The industry lost approximately half a million workers since February 2020, according to the U.S. Bureau of Labor Statistics.
“Nurses spent a year battling a largely unknown assailant. Running low on gear. Fearing we might bring something deadly home. Getting coughed on by people who pretended that our fights were imaginary, that our struggles—watching people die, day after day, no matter what we did—were literally fake,” an intensive care nurse wrote in a new book chronicling her poignant experiences during the height of the pandemic.
The report explains that the reasons for leaving are many. Some are too traumatized to work anymore, others are forced out, suffering from long-term side effects after contracting COVID-19, a proportion lost their jobs, while many decided to leave the profession on their own volition.
And this may be only the beginning: A Morning Consult survey noted 31% of the remaining health care workforce have considered leaving their current employer, while 66% of acute and critical care nurses have considered leaving their profession, according to the American Association of Critical-Care Nurses.
Dr.
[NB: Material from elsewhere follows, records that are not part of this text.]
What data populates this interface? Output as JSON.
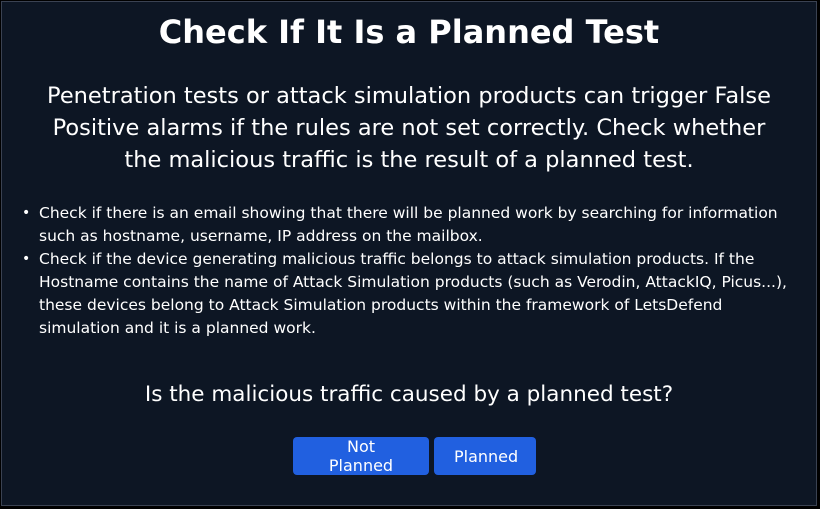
{
  "dialog": {
    "title": "Check If It Is a Planned Test",
    "description": "Penetration tests or attack simulation products can trigger False Positive alarms if the rules are not set correctly. Check whether the malicious traffic is the result of a planned test.",
    "guidance": [
      "Check if there is an email showing that there will be planned work by searching for information such as hostname, username, IP address on the mailbox.",
      "Check if the device generating malicious traffic belongs to attack simulation products. If the Hostname contains the name of Attack Simulation products (such as Verodin, AttackIQ, Picus...), these devices belong to Attack Simulation products within the framework of LetsDefend simulation and it is a planned work."
    ],
    "bullet_glyph": "•",
    "question": "Is the malicious traffic caused by a planned test?",
    "buttons": {
      "not_planned": "Not Planned",
      "planned": "Planned"
    }
  },
  "colors": {
    "background": "#0d1624",
    "border": "#3a4252",
    "text": "#ffffff",
    "button": "#2160e0"
  }
}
Vineet Arora, dean for medical education at University of Chicago Medicine, said that “In meetings with other health care leaders, when we go around the room, everyone says, ‘We’re struggling to retain our workforce.’ Nobody says, ‘We’re fine,’” according to the report.
The report also noted between 35 and 54% of American nurses and physicians felt burned out already before the pandemic began, overwhelmed by the death, trauma and stress that are just part of the standard job description for being a physician or nurse, but the COVID-19 pandemic magnified all of it in a way that became demoralizing and unstainable for some.
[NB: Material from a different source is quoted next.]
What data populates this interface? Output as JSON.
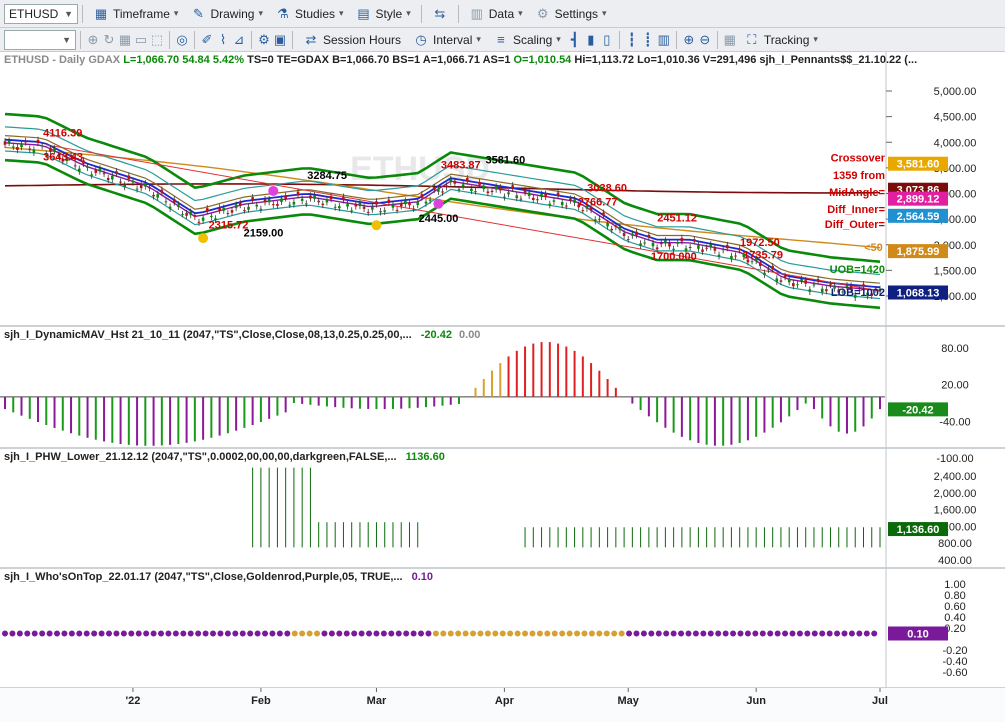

Vaccines initially brought hope for an end in sight, but the rise of the Delta variant, complicated by plateauing vaccination rates with premature loosening of mask requirements soon dashed any of this hope as hospitals became overwhelmed yet again.
Many health care workers told the Atlantic the final straw for leaving was not the virus per se, but the great dissatisfaction in how their respective institutions responded to it, having to work with little say under strenuous working conditions for inadequate pay, deciding instead of simply resigning to it, to actually just resign.
Dr. Molly Phelps, an emergency room doctor with 18 years of experience, told the Atlantic that if her institution “had thrown a little more of a bone, that would have been enough to keep me miserable for 13 more years.”
“I was willing to stay and be miserable,” she said, but after being shocked that her hospital leadership “never acknowledged what we went through,” as she continued to care for patients who “seemed to forget their humanity,” she finally realized, ” … I think I’m done.”
“And I think it’s okay to walk away and be happy.”